Dr. Boulos has devoted his career to Albany Medical Center and a glimpse at his title suggests the breadth of the work he has done. He is the chair of the Department of Neurosurgery, the Herman and Sunny Stall Chair of Endovascular Surgery, founding director of neurovascular surgery, and professor of neurosurgery and radiology.

He has expanded the department, which was changed from a division to a department just seven years ago, raising its profile nationally and internationally. He has recruited and cultivated new faculty. And—perhaps most importantly—he has carefully selected and introduced new technologies that have the capacity to reverse otherwise fatal or severely debilitating strokes and aneurysms. His partners do the same in other areas of neurosurgery, which have helped improve outcomes for patients with debilitating neurological conditions or tumors.

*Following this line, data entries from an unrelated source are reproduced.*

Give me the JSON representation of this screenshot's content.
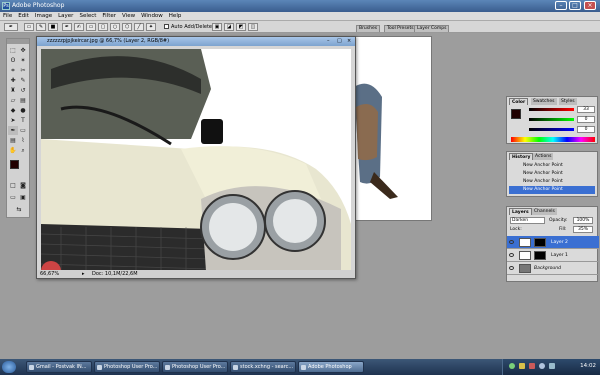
{
  "app": {
    "title": "Adobe Photoshop"
  },
  "menu": [
    "File",
    "Edit",
    "Image",
    "Layer",
    "Select",
    "Filter",
    "View",
    "Window",
    "Help"
  ],
  "options": {
    "auto_add_delete_label": "Auto Add/Delete"
  },
  "palette_well": {
    "tabs": [
      "Brushes",
      "Tool Presets",
      "Layer Comps"
    ]
  },
  "document": {
    "title": "zzzzzzpjpjkeircar.jpg @ 66,7% (Layer 2, RGB/8#)",
    "zoom": "66,67%",
    "doc_info": "Doc: 10,1M/22,6M"
  },
  "color_palette": {
    "tabs": [
      "Color",
      "Swatches",
      "Styles"
    ],
    "r": "33",
    "g": "0",
    "b": "0",
    "colors": {
      "fg": "#210000",
      "bg": "#ffffff"
    }
  },
  "history_palette": {
    "tabs": [
      "History",
      "Actions"
    ],
    "items": [
      "New Anchor Point",
      "New Anchor Point",
      "New Anchor Point",
      "New Anchor Point"
    ]
  },
  "layers_palette": {
    "tabs": [
      "Layers",
      "Channels"
    ],
    "blend_mode": "Darken",
    "opacity_label": "Opacity:",
    "opacity": "100%",
    "lock_label": "Lock:",
    "fill_label": "Fill:",
    "fill": "35%",
    "layers": [
      "Layer 2",
      "Layer 1",
      "Background"
    ]
  },
  "taskbar": {
    "tasks": [
      "Gmail - Postvak IN...",
      "Photoshop User Pro...",
      "Photoshop User Pro...",
      "stock.xchng - searc...",
      "Adobe Photoshop"
    ],
    "clock": "14:02"
  }
}
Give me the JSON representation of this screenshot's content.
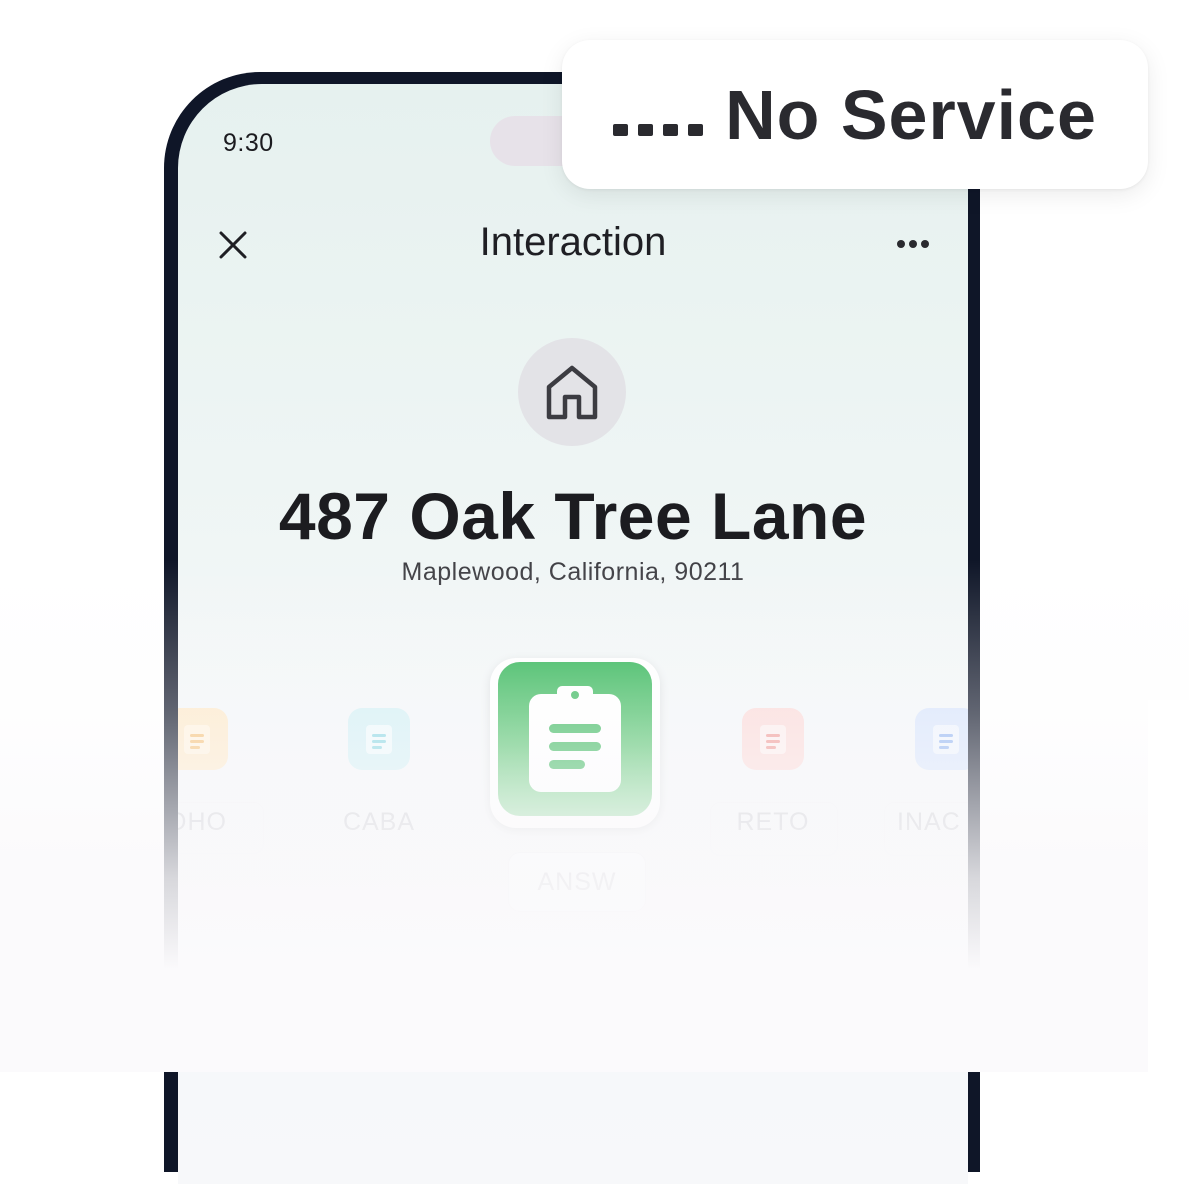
{
  "status_bar": {
    "time": "9:30"
  },
  "toast": {
    "text": "No Service",
    "signal_icon": "signal-dots-icon"
  },
  "nav": {
    "title": "Interaction",
    "close_icon": "close-icon",
    "more_icon": "more-horizontal-icon"
  },
  "location": {
    "icon": "home-icon",
    "address": "487 Oak Tree Lane",
    "city_line": "Maplewood, California, 90211"
  },
  "options": [
    {
      "label": "OHO",
      "color": "#f5a623"
    },
    {
      "label": "CABA",
      "color": "#3fc4d6"
    },
    {
      "label": "ANSW",
      "color": "#34b35a",
      "selected": true
    },
    {
      "label": "RETO",
      "color": "#e85a5a"
    },
    {
      "label": "INAC",
      "color": "#3b7be8"
    }
  ],
  "colors": {
    "phone_frame": "#0f1628",
    "selected_green": "#34b35a",
    "text_primary": "#1c1c20"
  }
}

Neurosurgery is notorious for the skill and steady hand it requires. “You’re operating on a part of the body that remains very mysterious to us,” Dr. Boulos said. “It controls everything, breathing, movement, your senses, what we call ‘the seat of the soul.’ And there is a very narrow margin for error when you’re operating.” One tiny area of damage to the brain can cause a catastrophic disability.

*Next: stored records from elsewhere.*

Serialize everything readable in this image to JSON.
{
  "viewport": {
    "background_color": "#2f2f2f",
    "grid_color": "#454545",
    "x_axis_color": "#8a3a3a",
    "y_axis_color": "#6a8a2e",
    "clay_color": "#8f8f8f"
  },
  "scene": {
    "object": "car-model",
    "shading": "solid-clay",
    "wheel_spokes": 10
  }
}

So it is understandable that the husband of the woman from New York City who was facing an emergency neurosurgery in an unexpected place would have been nervous.

But he needn’t have been.

As the patient, Martha Hart Birnbaum, later recounted, things went smoothly. She remembered holding tightly to Dr. Boulos’s hand before she went into pre-op. “After eight and a half hours of surgery and a successful outcome,” she wrote, “I was returned to the ICU, fully lucid and with the ability to speak… Today, I have a fully restored life.”

Her gratitude was so profound that she established the Martha Hart Birnbaum Neurovascular Research Program, a fund to support a database spearheaded by Dr. Boulos that will share clinical data with neurosurgeons across the country to assist them in evaluating treatment options.

While his grandfather blazed a trail in Egypt, Dr. Boulos aims to lay a digital network across the U.S.
And the Birnbaums, for their part, have shed all uncertainty about Albany Medical Center.

“During Martha’s recovery, they frequently commented on the warmth of the nurses and the staff,” Dr. Boulos said. And today, more than a decade later, they still turn to him for their neurological care. The distance doesn’t appear to bother them. “They get in their car and they come up and see us,” he said.